Alors que la France patine avant le Mondial, un champion de 1998 plaide pour intégrer Rayan Cherki. Le talent lyonnais a marqué les esprits à Nantes, relançant un débat qui divise.
La Côte d'Ivoire a fait la leçon à la France jeudi à la Beaujoire. Trois buts à zéro, une défaite qui résonne comme un signal d'alarme à trois semaines du coup d'envoi en Allemagne. Et pendant que les débats enfumaient les studios, une voix familière montait au créneau pour parler d'un jeune homme qui, lui, ne demande qu'une chance : Rayan Cherki.
Pourquoi un champion de 1998 se mêle soudain du dossier Cherki?
Vous vous souvenez d'un certain Thierry Henry? Non, pas Henry le commentateur d'aujourd'hui, mais Henry l'homme qui a porté ce maillot bleu comme peu l'ont fait. Celui qui a posé sa botte sur les terrains de la Coupe du Monde 1998, aux côtés de Zidane et Desailly. Eh bien, Henry vient de déclarer publiquement que Rayan Cherki méritait sa place dans la sélection française. Un argument venant d'une telle source, ce n'est jamais anodin.
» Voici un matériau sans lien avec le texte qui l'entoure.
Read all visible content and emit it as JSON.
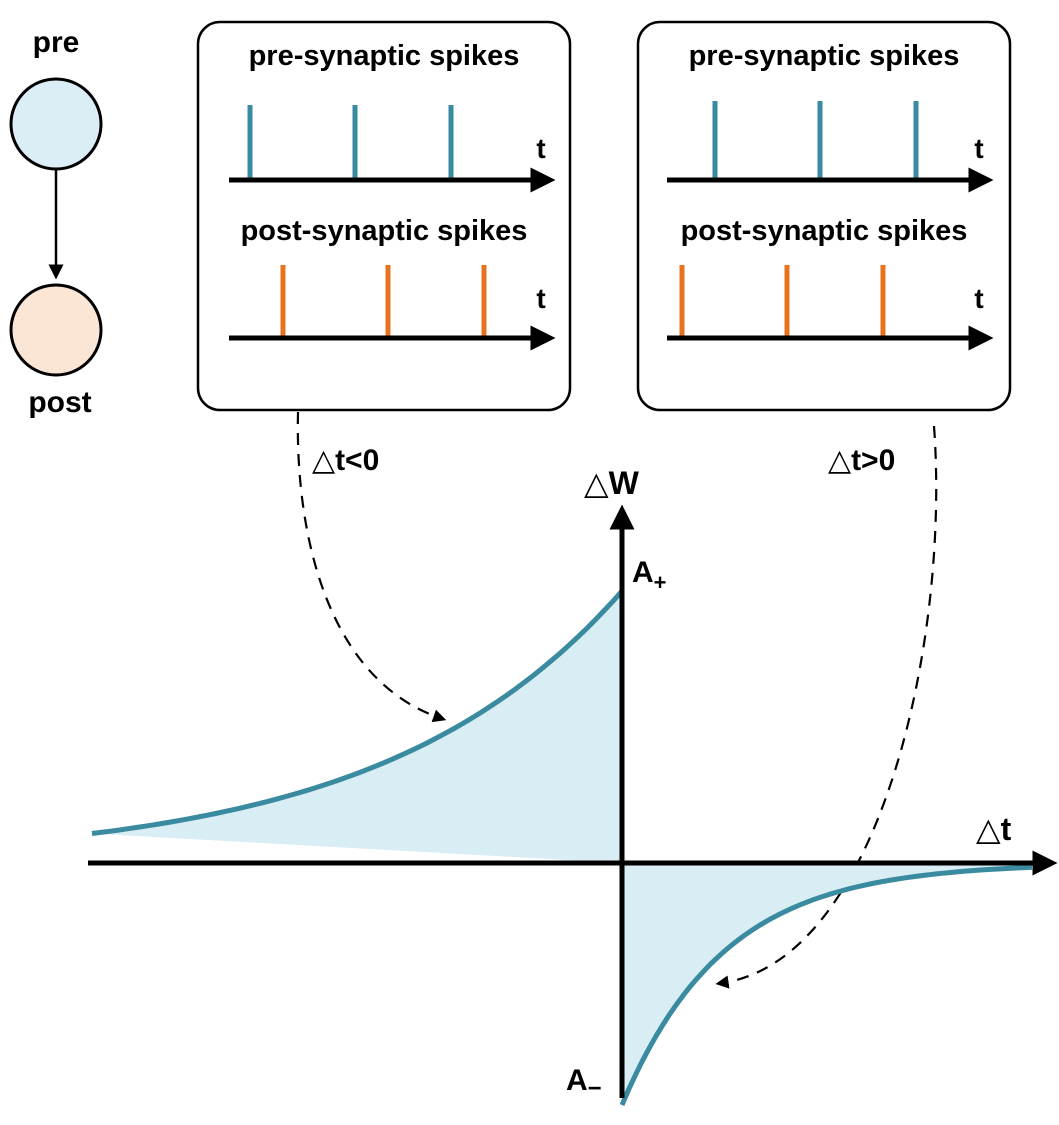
{
  "colors": {
    "pre_neuron_fill": "#dbeef5",
    "post_neuron_fill": "#fbe6d6",
    "pre_spike": "#3a8aa0",
    "post_spike": "#e8731f",
    "curve_stroke": "#3a8aa0",
    "curve_fill": "#d8edf4",
    "axis": "#000000"
  },
  "neurons": {
    "pre_label": "pre",
    "post_label": "post"
  },
  "panels": [
    {
      "pre_title": "pre-synaptic spikes",
      "post_title": "post-synaptic spikes",
      "time_label": "t",
      "pre_spike_times": [
        0.07,
        0.42,
        0.74
      ],
      "post_spike_times": [
        0.18,
        0.53,
        0.85
      ],
      "annotation": "△t<0"
    },
    {
      "pre_title": "pre-synaptic spikes",
      "post_title": "post-synaptic spikes",
      "time_label": "t",
      "pre_spike_times": [
        0.16,
        0.51,
        0.83
      ],
      "post_spike_times": [
        0.05,
        0.4,
        0.72
      ],
      "annotation": "△t>0"
    }
  ],
  "stdp_plot": {
    "y_axis_label": "△W",
    "x_axis_label": "△t",
    "a_plus_label": "A",
    "a_plus_sub": "+",
    "a_minus_label": "A",
    "a_minus_sub": "−",
    "a_plus": 1.0,
    "a_minus": 1.0,
    "tau": 0.45
  }
}
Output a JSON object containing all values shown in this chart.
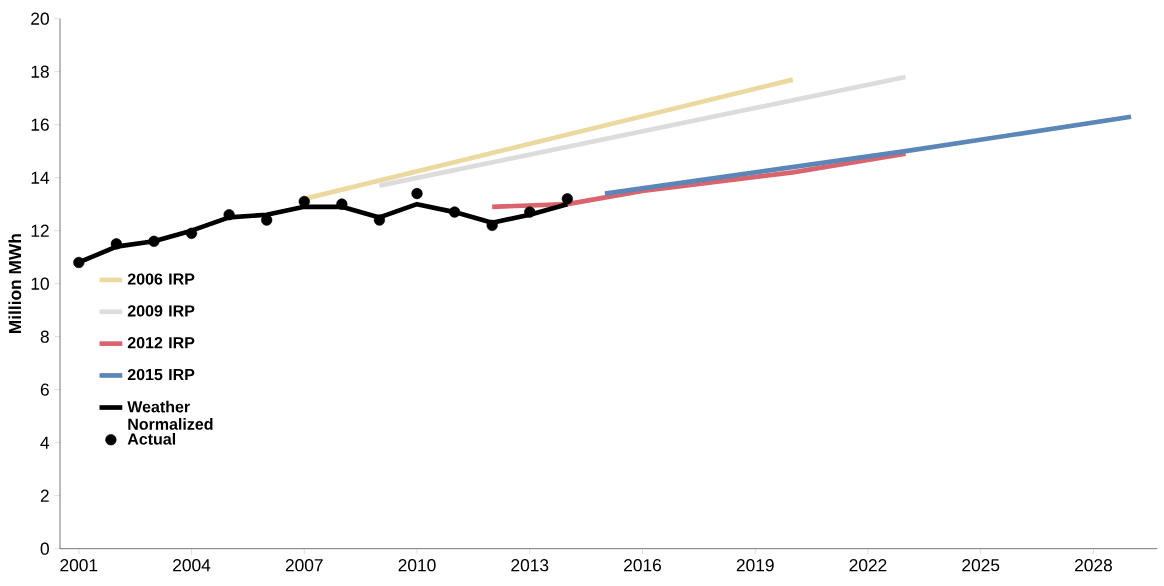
{
  "chart_data": {
    "type": "line",
    "ylabel": "Million MWh",
    "xlim": [
      2000.5,
      2029.7
    ],
    "xticks": [
      2001,
      2004,
      2007,
      2010,
      2013,
      2016,
      2019,
      2022,
      2025,
      2028
    ],
    "ylim": [
      0,
      20
    ],
    "yticks": [
      0,
      2,
      4,
      6,
      8,
      10,
      12,
      14,
      16,
      18,
      20
    ],
    "legend": "left",
    "grid": false,
    "series": [
      {
        "name": "2006 IRP",
        "color": "#ecd9a0",
        "x": [
          2007,
          2020
        ],
        "values": [
          13.2,
          17.7
        ]
      },
      {
        "name": "2009 IRP",
        "color": "#dcdcdc",
        "x": [
          2009,
          2023
        ],
        "values": [
          13.7,
          17.8
        ]
      },
      {
        "name": "2012 IRP",
        "color": "#d9646e",
        "x": [
          2012,
          2014,
          2016,
          2020,
          2023
        ],
        "values": [
          12.9,
          13.0,
          13.5,
          14.2,
          14.9
        ]
      },
      {
        "name": "2015 IRP",
        "color": "#5b86b8",
        "x": [
          2015,
          2019,
          2023,
          2029
        ],
        "values": [
          13.4,
          14.2,
          15.0,
          16.3
        ]
      },
      {
        "name": "Weather Normalized",
        "color": "#000000",
        "x": [
          2001,
          2002,
          2003,
          2004,
          2005,
          2006,
          2007,
          2008,
          2009,
          2010,
          2011,
          2012,
          2013,
          2014
        ],
        "values": [
          10.8,
          11.4,
          11.6,
          12.0,
          12.5,
          12.6,
          12.9,
          12.9,
          12.5,
          13.0,
          12.7,
          12.3,
          12.6,
          13.0
        ]
      },
      {
        "name": "Actual",
        "type": "scatter",
        "marker": "circle",
        "color": "#000000",
        "x": [
          2001,
          2002,
          2003,
          2004,
          2005,
          2006,
          2007,
          2008,
          2009,
          2010,
          2011,
          2012,
          2013,
          2014
        ],
        "values": [
          10.8,
          11.5,
          11.6,
          11.9,
          12.6,
          12.4,
          13.1,
          13.0,
          12.4,
          13.4,
          12.7,
          12.2,
          12.7,
          13.2
        ]
      }
    ]
  }
}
Le message est on ne peut plus clair : Henry, qui connaît chaque recoin de la fabrique française du football pour l'avoir construite de ses mains, voit quelque chose chez le prodige lyonnais. Pas une promesse vague. Une urgence. Un talent qui cogne à la porte et qu'on aurait tort d'ignorer. Le timing? Parfait. Juste après une debâcle qui laisse songeur l'ensemble du staff tricolore.
Qu'a vraiment montré Cherki face aux Ivoiriens?
Voilà l'ironie savoureuse de cette affaire. Dans une mer de gris tricolore, dans une prestation collective qui s'apparentait davantage à un exercice de style déprimant qu'à un test avant Mondial, Cherki s'est distingué. Le jeune lyonnais a trouvé le chemin des filets, il a mis du trouble dans la défense ivoirienne, il a créé des espaces. Rien de transcendantal, bien sûr. Mais suffisant pour que les yeux avertis croisent les bras en se demandant : comment Didier Deschamps peut-il ignorer ça?
Car c'est bien là le sujet. Cherki dispose d'une palette offensive que peu possèdent dans le secteur français. Sa capacité à jouer entre les lignes, à créer de la profondeur, à accélérer le jeu à bon escient. L'OL a façonné un joueur que 22 pays aimeraient appeler à leur service. Et la France? Elle hésite. Elle chipote sur les détails, elle questionne la mentalité défensive, elle demande un temps d'adaptation qui n'existe plus à trois semaines d'une Coupe du Monde.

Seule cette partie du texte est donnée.